Imagine being in prison for eight years. That’s 3096 days. Days where you are locked away from the world, forced to do what you must in order to survive at the hands of a madman. These 3096 days were the reality of Natascha Kampusch: a never-ending cycle of which she felt no way out. Until, miraculously, she was, in fact, able to escape her captor.

Kampusch’s story is one of survival, one of a young girl forced to do what she must, and one of someone who has overcome a truly horrific experience. She would write about her experience and her story would inspire the 2013 movie, 3096 Days, which is a fictionalized retelling of her captivity. Here’s everything that you need to know about Kampusch’s story.

Abduction

Natascha Kampusch’s story, unfortunately, is one that will sound like a familiar scenario to many people the world over. A young girl walks alone on a street. A white van pulls up beside her. And then both the van & girl disappear. It’s a horrifying scenario that had parents trying to warn their children about “stranger danger” for years. It’s the same scenario that happened to Natascha Kampusch. 

A man named Wolfgang Přiklopil, who was a communications technician, snatched her off the street as Kampusch was headed on a five-minute walk home. For the next 3096 days, he held her captive. Kampusch thought that she would be able to escape her abductor quickly, asking him questions about his shoe size, noting anything identifiable, but, unfortunately, her chance for escape will not come until years later.

3096 days in captivity

Přiklopil brought Kampusch to his home in the town of Strasshof, which is 15 miles north of where he abducted Kampusch in Vienna, Austria. Unfortunately for Kampusch, Přiklopil did not kidnap her without a plan. He had made a tiny, windowless, soundproofed room beneath his garage. He made it so watertight that it took an hour to access it.
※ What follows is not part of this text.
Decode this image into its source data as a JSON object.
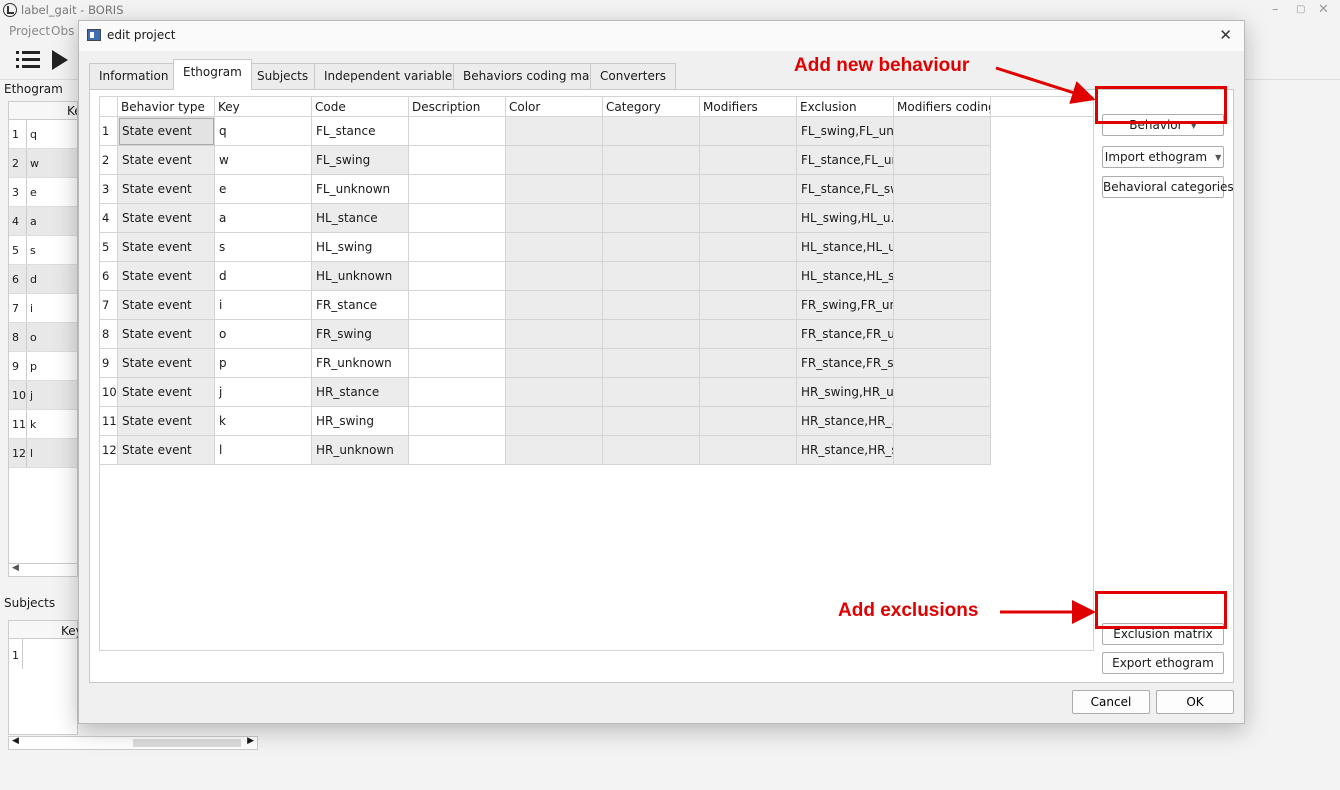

Kampusch probably could have been saved sooner if police took witness testimony seriously. Someone reported seeing Přiklopil’s van, but police dismissed it, thinking that Přiklopil didn’t look like a monster. Meanwhile, in captivity, Kampusch did what she could to survive. She regressed psychologically in order to protect herself asking Přiklopil to tuck her in bed and read her stories. 

Přiklopil, however, believed himself to be an Egyptian god. He made Kampusch call him “Maestro” and “My Lord.” When Kampusch grew older, he started beating her, denied her food, forced her to clean his home half-naked, and kept her isolated in the pitch black. The details of the sexual component of her abuse, Kampusch has kept to herself. Kampusch attempted suicide multiple times, desperate for an escape. 

Escape

It took Kampusch years to escape. She always looked for opportunities, even when Přiklopil took her out in public, but she was too afraid to make a move. As her 18th birthday approached, however, she prepared herself to confront her abductor. She said to Přiklopil, “[Y]ou can’t force me to stay with you. I am my own person with my own needs. This situation must come to an end.”

A few weeks after telling Přiklopil this, Kampusch saw her chance to escape from her captor after 3096 days. She escaped from Přiklopil’s home and ran. Přiklopil, rather than risking arrest & jail, killed himself by laying down in front of an oncoming train. Before he committed suicide, he confessed, “I am a kidnapper and a rapist”. 

Following her escape, Kampusch has written three books on her experiences. One was made into the movie 3096 Days. Her most recent book discusses online bullying of which she has become a target. Seriously? Hasn’t she been through enough? Either way, she appears to be living her life.